The strange is made familiar and the familiar strange…
We’re thrilled to share a selection from Lesser Known Monsters of the 21st Century, the debut story collection from author Kim Fu—publishing February 1, 2022 with Tin House Books.
In the twelve unforgettable tales of Lesser Known Monsters of the 21st Century, the strange is made familiar and the familiar strange, such that a girl growing wings on her legs feels like an ordinary rite of passage, while a bug-infested house becomes an impossible, Kafkaesque nightmare. Each story builds a new world all its own: a group of children steal a haunted doll; a runaway bride encounters a sea monster; a vendor sells toy boxes that seemingly control the passage of time; an insomniac is seduced by the Sandman. These visions of modern life wrestle with themes of death and technological consequence, guilt and sexuality, and unmask the contradictions that exist within all of us.
Mesmerizing, electric, and wholly original, Kim Fu’s Lesser Known Monsters of the 21st Century blurs the boundaries of the real and fantastic, offering intricate and surprising insights into human nature.
Pre-Simulation Consultation XF007867
—Welcome. I’ll be your operator today.
—I see this is your first time. Why don’t you start by telling me where you’d like to be, at the beginning of the simulation?
—A botanical garden. With my mother.
—Can you describe her? The way she’ll be in the simulation, I mean. It doesn’t necessarily have to be the way she is in real life.
—I guess—I guess I want it to be my mother right before she got sick. So she would be about sixty. Dyed-black hair, gray at the roots. She was short. Just barely five feet.
—Is your mother still alive?
—In real life?
—I’m sorry, but the simulation can’t include deceased individuals you knew personally. It’s in the handbook.
—It’s in the handbook.
—Can’t you just tell me?
—It has proven to be too addictive.
—Wait—I can include dead people that I didn’t know? Like celebrities?

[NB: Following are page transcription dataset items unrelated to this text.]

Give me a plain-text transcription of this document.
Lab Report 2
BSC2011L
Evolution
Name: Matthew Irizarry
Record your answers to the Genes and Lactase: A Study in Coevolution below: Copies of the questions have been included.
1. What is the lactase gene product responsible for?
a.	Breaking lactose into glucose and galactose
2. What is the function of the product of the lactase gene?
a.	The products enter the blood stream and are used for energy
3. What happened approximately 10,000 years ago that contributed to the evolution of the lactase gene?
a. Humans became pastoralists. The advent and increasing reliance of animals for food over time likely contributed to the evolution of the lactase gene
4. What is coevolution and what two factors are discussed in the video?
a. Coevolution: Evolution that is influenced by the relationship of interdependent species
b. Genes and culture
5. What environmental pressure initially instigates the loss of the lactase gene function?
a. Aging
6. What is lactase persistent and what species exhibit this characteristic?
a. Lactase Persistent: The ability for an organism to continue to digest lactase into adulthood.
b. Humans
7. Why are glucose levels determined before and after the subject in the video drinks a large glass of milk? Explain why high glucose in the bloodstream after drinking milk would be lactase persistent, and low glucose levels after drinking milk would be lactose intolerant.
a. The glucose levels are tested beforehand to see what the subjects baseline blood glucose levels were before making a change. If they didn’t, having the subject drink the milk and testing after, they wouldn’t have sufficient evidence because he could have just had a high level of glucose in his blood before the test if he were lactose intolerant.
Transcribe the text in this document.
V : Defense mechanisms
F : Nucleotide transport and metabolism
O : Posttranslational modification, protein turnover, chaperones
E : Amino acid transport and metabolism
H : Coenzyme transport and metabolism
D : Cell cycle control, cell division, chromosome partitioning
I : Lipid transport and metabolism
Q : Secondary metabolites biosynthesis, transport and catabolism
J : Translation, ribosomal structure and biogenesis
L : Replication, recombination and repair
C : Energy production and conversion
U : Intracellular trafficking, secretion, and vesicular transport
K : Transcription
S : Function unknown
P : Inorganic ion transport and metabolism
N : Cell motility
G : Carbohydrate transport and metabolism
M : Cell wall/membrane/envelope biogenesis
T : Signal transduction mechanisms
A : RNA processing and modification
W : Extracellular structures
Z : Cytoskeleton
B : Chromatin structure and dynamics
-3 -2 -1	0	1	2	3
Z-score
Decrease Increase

—As long as they didn’t specifically request to be excluded from simulations in their will. Anyone who died more than ten years ago is generally fine. Historical figures, for example. Dinner with Mozart.
—Oh, it’s a lawsuit thing?
—It’s more of a courtesy. We prefer to respect people’s wishes.
—That sounds like a lawsuit thing.
—The requests aren’t enforceable. It’s functionally the same as you sitting around fantasizing about a dead celebrity—just enhanced a little bit by us. We don’t broadcast or record, so it doesn’t fall under life or likeness rights. You can’t control someone’s thoughts.
—What if I didn’t tell you it was my mother? What if I said,“I’m in a botanical garden with—a woman. She’s about sixty, short, dyed-black hair with white roots, looks kind of like me—”
—It wouldn’t be your mother in the simulation. It would just be a short woman who looks kind of like you, in an entirely different way. The simulator hooks into your brain and its projections, and I’d need to input that it’s your mother for her to appear as your mother.
—And people don’t get addicted to that? To people who kind of, sort of, meet the same description?
—What if I hadn’t told you she was dead? What if I’d lied and said she was alive?
—It’s very important that you’re honest with your operator. It’s in the handbook.
—But what if I wasn’t? What would happen?
—It wouldn’t work.
—What does that mean?
—Best-case scenario, the simulation just wouldn’t start up. Worst-case, you might experience something—glitchy.
—Have you ever been to a hypnotist show?
—What? Yeah, back in college.
—You know how they start out with a large group of volunteers and kick people out as they go? Until they’re left with just a couple people who can be convinced that they’re chickens or eating an ice cream cone or covered with ants?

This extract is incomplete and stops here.